Prelude: Here's what my current array based implementation of ICollection looks like. It builds upon a lot of suggestions as to the tradeoffs of perf vs. memory and uses delegates to place control in the person who creates the collection for how certain operations behave:
namespace Testing.Collections
{
using System;
using Testing.Functional;
public class ArrayCollection<A> : ICollection<A>
{
private readonly Authenticator<A> authenticate;
private A[] array;
private uint count;
private static readonly Authenticator<A> DefaultAuthenticate = delegate(A a1, A a2)
{
return object.Equals(a1, a2);
};
public ArrayCollection() : this(DefaultAuthenticate) {
}
public ArrayCollection(Authenticator<A> authenticate)
{
this.authenticate = authenticate;
if (null == authenticate)
{
throw new ArgumentNullException("authenticate");
}
}
#region ICollection<A> Members
public bool Empty {
get {
return count == 0;
}
}
public bool Add(A element) {
//From CLR 369 (Dynamic Tables)
EnsureSpace();
array[count] = element;
count++;
//Adding an element always modifies an ArrayCollection
return true;
}
private void EnsureSpace()
{
if (array == null)
{
array = new A[2];
}
if (count == array.Length)
{
A[] doubledArray = new A[count * 2];
Array.Copy(array, doubledArray, count);
array = doubledArray;
}
}
public void Clear()
{
array = null;
count = 0;
}
public bool Contains(A element)
{
for (uint i = 0; i < count; i++)
{
if (this.authenticate(array[i], element))
{
return true;
}
}
return false;
}
public bool Remove(A element)
{
for (uint i = 0; i < count; i++)
{
if (this.authenticate(array[i], element))
{
RemoveAt(i);
Contract();
return true;
}
}
return false;
}
private void Contract()
{
//Shrink the array if the number of elements has gone below
//1/4th the capacity. See CLR 370 (Dynamic Tables: Table-Delete)

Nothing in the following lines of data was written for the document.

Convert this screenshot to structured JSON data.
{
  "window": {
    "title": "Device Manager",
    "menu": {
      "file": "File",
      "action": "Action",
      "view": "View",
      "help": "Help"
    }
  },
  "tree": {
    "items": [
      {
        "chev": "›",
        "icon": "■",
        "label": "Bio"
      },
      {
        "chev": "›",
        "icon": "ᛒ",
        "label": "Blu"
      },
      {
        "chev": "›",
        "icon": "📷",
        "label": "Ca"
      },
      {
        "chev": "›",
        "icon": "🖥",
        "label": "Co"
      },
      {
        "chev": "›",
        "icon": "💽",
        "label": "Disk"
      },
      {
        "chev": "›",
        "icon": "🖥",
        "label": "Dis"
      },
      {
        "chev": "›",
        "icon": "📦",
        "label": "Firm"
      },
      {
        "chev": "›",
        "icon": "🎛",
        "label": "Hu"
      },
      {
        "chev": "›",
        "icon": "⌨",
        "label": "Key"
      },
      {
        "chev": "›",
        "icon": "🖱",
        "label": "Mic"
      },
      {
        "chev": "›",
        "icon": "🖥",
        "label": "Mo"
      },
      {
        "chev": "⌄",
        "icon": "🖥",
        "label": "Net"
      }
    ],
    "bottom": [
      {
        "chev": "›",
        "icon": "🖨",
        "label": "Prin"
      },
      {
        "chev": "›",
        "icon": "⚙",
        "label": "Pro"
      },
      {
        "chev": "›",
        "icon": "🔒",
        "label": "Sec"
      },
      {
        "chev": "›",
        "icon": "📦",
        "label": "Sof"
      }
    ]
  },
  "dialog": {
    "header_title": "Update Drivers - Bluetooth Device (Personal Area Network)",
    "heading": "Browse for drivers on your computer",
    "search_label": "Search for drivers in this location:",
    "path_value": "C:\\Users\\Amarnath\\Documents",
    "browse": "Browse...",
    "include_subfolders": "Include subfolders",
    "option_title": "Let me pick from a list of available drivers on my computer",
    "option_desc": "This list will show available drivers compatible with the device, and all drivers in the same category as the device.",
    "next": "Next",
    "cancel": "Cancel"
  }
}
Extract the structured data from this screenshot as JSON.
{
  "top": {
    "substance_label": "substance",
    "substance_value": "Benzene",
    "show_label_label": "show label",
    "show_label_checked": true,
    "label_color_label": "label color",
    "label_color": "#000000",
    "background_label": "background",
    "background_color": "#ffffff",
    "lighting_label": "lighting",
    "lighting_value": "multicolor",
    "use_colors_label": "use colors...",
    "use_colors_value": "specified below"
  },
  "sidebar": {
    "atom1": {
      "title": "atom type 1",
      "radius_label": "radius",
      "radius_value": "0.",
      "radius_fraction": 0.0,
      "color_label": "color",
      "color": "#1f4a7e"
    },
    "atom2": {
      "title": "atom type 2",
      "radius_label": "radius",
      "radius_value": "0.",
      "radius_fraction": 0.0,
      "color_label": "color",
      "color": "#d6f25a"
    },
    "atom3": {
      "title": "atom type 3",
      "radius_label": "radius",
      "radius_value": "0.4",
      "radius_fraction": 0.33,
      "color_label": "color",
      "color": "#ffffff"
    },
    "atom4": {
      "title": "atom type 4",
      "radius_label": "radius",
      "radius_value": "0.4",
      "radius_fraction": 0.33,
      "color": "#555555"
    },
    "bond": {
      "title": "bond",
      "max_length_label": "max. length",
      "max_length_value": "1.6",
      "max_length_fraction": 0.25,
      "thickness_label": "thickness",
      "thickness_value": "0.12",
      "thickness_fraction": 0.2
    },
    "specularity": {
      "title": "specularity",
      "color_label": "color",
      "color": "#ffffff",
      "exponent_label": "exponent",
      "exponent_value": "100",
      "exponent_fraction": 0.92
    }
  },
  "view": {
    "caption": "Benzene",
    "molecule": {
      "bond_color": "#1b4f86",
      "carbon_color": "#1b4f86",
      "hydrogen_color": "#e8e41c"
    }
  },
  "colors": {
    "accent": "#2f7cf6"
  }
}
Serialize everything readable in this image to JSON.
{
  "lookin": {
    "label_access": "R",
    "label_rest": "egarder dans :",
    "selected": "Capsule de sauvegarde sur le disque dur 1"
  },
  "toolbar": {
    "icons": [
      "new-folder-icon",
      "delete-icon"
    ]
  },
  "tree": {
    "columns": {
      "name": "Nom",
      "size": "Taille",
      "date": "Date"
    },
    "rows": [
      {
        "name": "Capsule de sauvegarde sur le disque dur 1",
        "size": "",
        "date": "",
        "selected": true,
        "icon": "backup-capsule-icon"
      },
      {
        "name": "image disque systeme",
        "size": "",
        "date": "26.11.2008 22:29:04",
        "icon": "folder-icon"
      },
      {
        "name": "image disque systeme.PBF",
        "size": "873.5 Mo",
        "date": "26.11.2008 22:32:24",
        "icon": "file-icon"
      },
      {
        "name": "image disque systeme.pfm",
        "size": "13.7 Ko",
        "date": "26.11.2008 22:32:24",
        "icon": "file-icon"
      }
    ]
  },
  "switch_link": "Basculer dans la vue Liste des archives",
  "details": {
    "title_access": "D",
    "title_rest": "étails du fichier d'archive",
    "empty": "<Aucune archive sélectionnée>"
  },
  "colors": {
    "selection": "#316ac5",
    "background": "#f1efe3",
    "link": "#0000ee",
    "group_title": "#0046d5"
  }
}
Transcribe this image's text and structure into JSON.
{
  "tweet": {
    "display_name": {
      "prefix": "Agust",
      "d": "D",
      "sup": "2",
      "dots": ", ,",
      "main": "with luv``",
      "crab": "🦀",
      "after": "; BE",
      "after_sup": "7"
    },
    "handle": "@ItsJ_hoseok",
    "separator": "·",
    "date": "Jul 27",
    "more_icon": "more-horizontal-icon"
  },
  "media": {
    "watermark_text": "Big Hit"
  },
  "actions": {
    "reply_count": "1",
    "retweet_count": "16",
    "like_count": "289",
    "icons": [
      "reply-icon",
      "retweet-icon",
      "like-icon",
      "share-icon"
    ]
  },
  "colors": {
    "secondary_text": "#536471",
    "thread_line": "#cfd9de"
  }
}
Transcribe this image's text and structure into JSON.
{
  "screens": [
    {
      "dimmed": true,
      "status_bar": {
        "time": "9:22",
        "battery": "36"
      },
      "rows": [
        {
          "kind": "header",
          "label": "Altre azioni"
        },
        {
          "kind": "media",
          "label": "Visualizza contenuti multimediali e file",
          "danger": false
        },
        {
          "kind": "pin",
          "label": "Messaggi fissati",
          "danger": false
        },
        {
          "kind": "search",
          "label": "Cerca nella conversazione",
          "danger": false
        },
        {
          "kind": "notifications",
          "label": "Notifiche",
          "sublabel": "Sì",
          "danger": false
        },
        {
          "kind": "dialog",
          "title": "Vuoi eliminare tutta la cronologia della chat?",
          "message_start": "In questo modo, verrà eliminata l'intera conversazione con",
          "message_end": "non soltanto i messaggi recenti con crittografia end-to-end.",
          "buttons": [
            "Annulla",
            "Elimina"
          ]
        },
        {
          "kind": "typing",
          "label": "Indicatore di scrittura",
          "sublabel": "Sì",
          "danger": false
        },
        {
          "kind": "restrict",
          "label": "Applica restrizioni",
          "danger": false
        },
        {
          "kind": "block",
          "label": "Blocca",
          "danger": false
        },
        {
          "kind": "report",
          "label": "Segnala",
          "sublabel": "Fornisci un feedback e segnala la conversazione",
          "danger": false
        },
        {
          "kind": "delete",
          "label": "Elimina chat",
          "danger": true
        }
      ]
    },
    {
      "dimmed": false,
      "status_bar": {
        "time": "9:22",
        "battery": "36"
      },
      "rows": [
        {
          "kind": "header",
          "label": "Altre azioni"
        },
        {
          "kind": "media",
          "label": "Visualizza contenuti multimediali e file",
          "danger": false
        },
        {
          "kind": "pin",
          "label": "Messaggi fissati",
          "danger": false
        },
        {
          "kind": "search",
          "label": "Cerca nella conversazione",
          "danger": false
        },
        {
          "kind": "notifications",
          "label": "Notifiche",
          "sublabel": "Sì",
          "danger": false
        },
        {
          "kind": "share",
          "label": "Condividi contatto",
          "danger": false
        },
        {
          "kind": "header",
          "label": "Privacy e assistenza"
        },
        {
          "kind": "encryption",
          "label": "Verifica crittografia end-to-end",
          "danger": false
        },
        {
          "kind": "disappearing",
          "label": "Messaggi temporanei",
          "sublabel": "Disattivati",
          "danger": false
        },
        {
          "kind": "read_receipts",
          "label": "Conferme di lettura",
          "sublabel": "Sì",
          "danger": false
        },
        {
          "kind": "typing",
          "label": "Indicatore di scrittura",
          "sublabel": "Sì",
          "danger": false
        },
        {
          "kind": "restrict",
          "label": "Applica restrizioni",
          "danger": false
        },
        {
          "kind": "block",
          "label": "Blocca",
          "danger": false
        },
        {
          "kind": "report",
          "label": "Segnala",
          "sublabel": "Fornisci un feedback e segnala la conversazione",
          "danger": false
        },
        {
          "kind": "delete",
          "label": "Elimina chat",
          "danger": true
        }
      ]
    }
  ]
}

if (count < (array.Length / 4))
{
A[] halvedArray = new A[array.Length / 2];
Array.Copy(array, halvedArray, count);
}
}
private void RemoveAt(uint i)
{
//Move the last element into the array into this position
uint lastItem = count - 1;
array[i] = array[lastItem];
array[lastItem] = default(A);
count--;
}
#endregion
}
}
There are small changes to the first version of the code:
- I use null to represent an empty array
- When getting space initially for the array we default to a size of 2. This was chosen because it's the smallest size that the array can reach when you call remove
- Equality is based on a delegate passed in the constructor. If no delegate is passed then we use object.Equals(o1, o2) to test equality.
I'm writing this as a library that I intend people to use and augment. So I don't feel a test is complete unless I try subclassing the class to provide a specialized implementation. In this case I wanted to create an “IdentityCollection”.
My definition of an IdentityCollection was: an ICollection<A> where equality is defined as:
- Reference equality if A is a reference type
- Structural equality if A is a value type
So if you had checked if an object was in the collection it would only report true if that was in teh same location in memory. I could do this with the following code:
ICollection<string> collection1 = new ArrayCollection<string>(delegate(string s1, string s2) {
return object.ReferenceEquals(s1, s2);
});
However, this wouldn't work for value types. For example, I would expect to be able to type:
collection.Add(4) and then have collection.Contains(4) return true. However, using ReferenceEquals wouldn't work because it would automatically box those value type into objects in different locations in memory.
My initial stab at it looked like this:
class IdentityCollection<A> : ArrayCollection<A>
{
public IdentityCollection() : base(delegate (A a1, A a2) {
return a1 == a2;
}) {}
}
I figured that == would have reference semantics on objects and structural semantics on values. Pretty intuitive considering that == has structural semantics on all the predefined value types in the system (bool, int, decimal, etc.). However, when i tried this I got:
Error 1 Operator '==' cannot be applied to operands of type 'A' and 'A'
Sigh... I'm reading through the language spec right now to understand this. However, can anyone else think of way to get this done?
- Anonymous
May 18, 2004
Cyrus, you need to use constraints and CompareTo. You can specify a constraint that any Type Parameter implement IComparable or IComparable<T>
class IdentityCollection<A> where A:IComparable<A> : ArrayCollection<A>
{
public IdentityCollection() : base(delegate (A a1, A a2) {
return (a1.CompareTo(a2) == 0);
}) {}
} - Anonymous
May 18, 2004
Why is your top level namespace named "Testing"? I would choose "MS.CyrusN". - Anonymous
May 18, 2004
Justin: That's a constraint that I don't want to have on my collection. That would exclude many structs from being allowed in.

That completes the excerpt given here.